In one embodiment, said calculating a curvature of said vessel branch comprises:
as shown in fig. 9a, extracting n segments of smoothed branch vessel curves in a vessel tree, defining a vessel as a curve, performing curve fitting on each curve to approximate a certain segment of circular arc on a circle, and using the size of pixel points of k pairs, k >7 (generally, 8-12 is better in fitting effect) as a chain code; and after the calculation area is determined, performing circle fitting on the blood vessel curve segment by adopting a least square method to obtain an equivalent circle radius R on the corresponding pixel point, wherein the curvature value is 1/R. The calculated curvature distribution of the vessel is shown in fig. 9 b.
According to the embodiment of the invention, the extraction of the fundus image and the optic disc can be rapidly and accurately finished through the pre-trained deep learning neural network.
The method for determining the retinal vessel tortuosity provided by the embodiment of the invention comprises the steps of constructing the full convolution depth neural network, wherein the full convolution depth neural network can divide vessels and optic discs from an eye fundus image to obtain a target eye fundus image, dividing the vessels and the optic discs in the target eye fundus image from the target eye fundus image by applying the full convolution depth neural network, and determining the tortuosity of the vessels in the target eye fundus image according to the vessels and the optic discs in the target eye fundus image, so that the retinal vessel tortuosity can be automatically determined based on the full convolution depth neural network, and the retinal vessel tortuosity identification efficiency can be improved.

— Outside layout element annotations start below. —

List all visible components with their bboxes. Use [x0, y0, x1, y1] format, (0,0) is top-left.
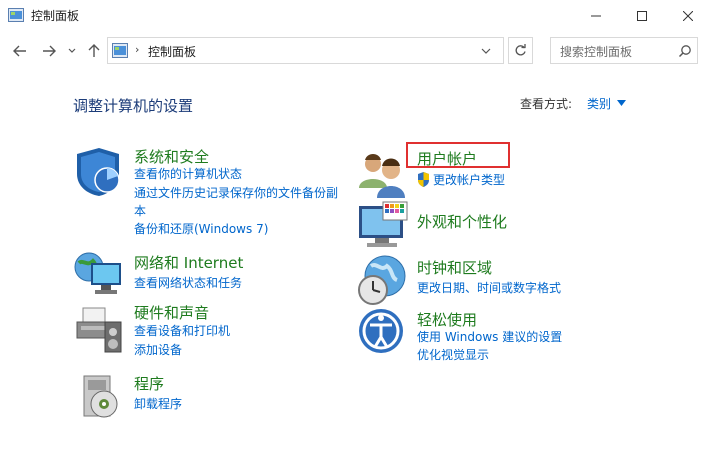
- breadcrumb-control-panel[interactable]: 控制面板: [148, 43, 196, 60]
- caret-down-icon[interactable]: [617, 100, 626, 106]
- minimize-icon: [591, 15, 601, 16]
- breadcrumb-separator[interactable]: ›: [135, 43, 139, 56]
- category-user-accounts[interactable]: 用户帐户: [417, 148, 477, 169]
- control-panel-icon: [8, 8, 24, 22]
- link-backup-restore[interactable]: 备份和还原(Windows 7): [134, 220, 268, 238]
- shield-icon[interactable]: [73, 146, 125, 198]
- close-button[interactable]: [665, 0, 711, 31]
- link-change-date-time[interactable]: 更改日期、时间或数字格式: [417, 279, 561, 297]
- uac-shield-icon: [418, 172, 429, 187]
- link-add-device[interactable]: 添加设备: [134, 341, 182, 359]
- maximize-icon: [637, 10, 647, 21]
- refresh-button[interactable]: [508, 37, 533, 64]
- back-button[interactable]: [12, 42, 28, 60]
- control-panel-icon: [112, 43, 128, 58]
- users-icon[interactable]: [357, 150, 409, 202]
- accessibility-icon[interactable]: [357, 307, 409, 359]
- link-devices-printers[interactable]: 查看设备和打印机: [134, 322, 230, 340]
- link-network-status[interactable]: 查看网络状态和任务: [134, 274, 242, 292]
- search-icon[interactable]: [678, 44, 692, 58]
- category-programs[interactable]: 程序: [134, 373, 164, 394]
- network-globe-icon[interactable]: [73, 249, 125, 301]
- arrow-right-icon: [43, 45, 56, 57]
- address-bar[interactable]: › 控制面板: [107, 37, 504, 64]
- forward-button[interactable]: [41, 42, 57, 60]
- category-system-security[interactable]: 系统和安全: [134, 146, 209, 167]
- category-clock-region[interactable]: 时钟和区域: [417, 257, 492, 278]
- view-by-label: 查看方式:: [520, 97, 573, 111]
- minimize-button[interactable]: [573, 0, 619, 31]
- maximize-button[interactable]: [619, 0, 665, 31]
- link-optimize-visual-display[interactable]: 优化视觉显示: [417, 346, 489, 364]
- title-bar: 控制面板: [0, 0, 711, 31]
- printer-icon[interactable]: [73, 302, 125, 354]
- link-view-computer-status[interactable]: 查看你的计算机状态: [134, 165, 242, 183]
- category-ease-of-access[interactable]: 轻松使用: [417, 309, 477, 330]
- close-icon: [683, 10, 693, 21]
- category-hardware-sound[interactable]: 硬件和声音: [134, 302, 209, 323]
- programs-icon[interactable]: [78, 372, 130, 424]
- link-file-history[interactable]: 通过文件历史记录保存你的文件备份副: [134, 184, 338, 202]
- link-change-account-type[interactable]: 更改帐户类型: [433, 171, 505, 189]
- arrow-left-icon: [13, 45, 26, 57]
- view-by-dropdown[interactable]: 类别: [587, 95, 611, 112]
- arrow-up-icon: [88, 44, 100, 57]
- window-title: 控制面板: [31, 9, 80, 23]
- refresh-icon: [515, 44, 526, 56]
- up-button[interactable]: [87, 42, 101, 60]
- link-file-history-cont[interactable]: 本: [134, 202, 146, 220]
- appearance-monitor-icon[interactable]: [357, 198, 409, 250]
- recent-locations-button[interactable]: [67, 42, 77, 60]
- page-heading: 调整计算机的设置: [73, 97, 194, 115]
- chevron-down-icon[interactable]: [479, 45, 493, 57]
- search-box[interactable]: 搜索控制面板: [550, 37, 698, 64]
- category-appearance-personalization[interactable]: 外观和个性化: [417, 211, 507, 232]
- category-network-internet[interactable]: 网络和 Internet: [134, 252, 243, 273]
- search-placeholder[interactable]: 搜索控制面板: [560, 43, 632, 60]
- link-recommended-settings[interactable]: 使用 Windows 建议的设置: [417, 328, 562, 346]
- clock-globe-icon[interactable]: [357, 254, 409, 306]
- link-uninstall-program[interactable]: 卸载程序: [134, 395, 182, 413]
- chevron-down-icon: [68, 48, 76, 53]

Having described embodiments of the present invention, the foregoing description is intended to be exemplary, not exhaustive, and not limited to the embodiments disclosed. Many modifications and variations will be apparent to those of ordinary skill in the art without departing from the scope and spirit of the described embodiments. The terminology used herein is chosen in order to best explain the principles of the embodiments, the practical application, or improvements made to the technology in the marketplace, or to enable others of ordinary skill in the art to understand the embodiments disclosed herein.

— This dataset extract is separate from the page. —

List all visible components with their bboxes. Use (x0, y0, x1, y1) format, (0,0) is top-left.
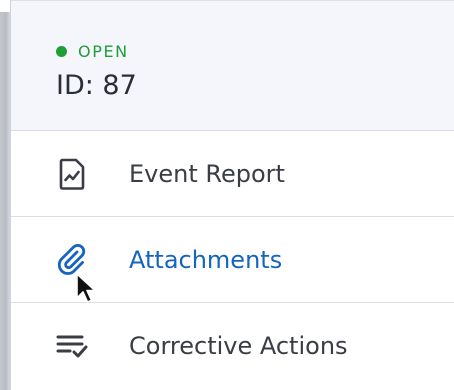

Other embodiments of the disclosure will be apparent to those skilled in the art from consideration of the specification and practice of the disclosure disclosed herein. This application is intended to cover any variations, uses, or adaptations of the disclosure following, in general, the principles of the disclosure and including such departures from the present disclosure as come within known or customary practice within the art to which the disclosure pertains.